To Prevent Famines, International Community Must Recognize Role Of Markets

“One of the major lessons in agricultural development over the past decade is this: markets matter,” Roger Thurow, a senior fellow at the Chicago Council on Global Affairs, writes in the Huffington Post’s “Impact” blog as part of a series marking the occasion of the council’s annual Global Food Security Symposium in Washington, D.C. He recollects the Ethiopian famine of 2003, “when international food aid rushed in to feed 14 million people,” noting the “famine tragically, and incomprehensibly, followed two years of bumper harvests in Ethiopia. The surplus production overwhelmed the country’s weak and inefficient markets. … Then the drought hit, and feast turned to famine. The markets had failed before the weather did.” However, “[i]n the past decade, science and research geared toward improving the work of smallholder farmers (who produce the majority of the food grown in the developing world) have been reinvigorated; so too have trade and business efforts accelerated to provide greater market incentives and opportunities for the farmers.”

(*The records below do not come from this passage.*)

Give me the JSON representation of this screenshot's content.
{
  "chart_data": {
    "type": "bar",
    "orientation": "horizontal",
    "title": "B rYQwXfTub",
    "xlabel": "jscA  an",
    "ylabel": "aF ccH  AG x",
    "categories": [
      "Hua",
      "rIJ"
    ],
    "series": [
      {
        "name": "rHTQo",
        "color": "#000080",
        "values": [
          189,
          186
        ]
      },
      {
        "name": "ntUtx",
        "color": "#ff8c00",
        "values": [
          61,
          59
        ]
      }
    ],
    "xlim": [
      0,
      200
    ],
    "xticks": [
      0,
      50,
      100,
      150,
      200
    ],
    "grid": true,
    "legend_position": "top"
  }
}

“Prior to 2003, boosting agricultural production — growing more food — was the primary focus and developing markets was considered to be a ‘second-generation problem.’ Now, markets share top billing with production, as it should; markets provide incentive to produce more,” Thurow continues. He highlights Sidama Elto, “one of 16 cooperative unions in Ethiopia that have signed forward contracts with the [World Food Programme (WFP)] for the purchase of more than 28,000 metric tons of maize grown by their smallholder farmer members,” noting the program, implemented with the help of the Agricultural Transformation Agency (ATA), is part of the Purchase for Progress (P4P) program, “which uses the WFP’s purchasing power to create markets for smallholder farmers.” He states, “These public-private ventures bring both maturity and modernization to markets that hadn’t changed much for centuries,” adding, “Above all, says Khalid Bomba, the chief executive officer of ATA, ‘Smallholder farmers need confidence that there will be buyers for what they grow'” (5/13).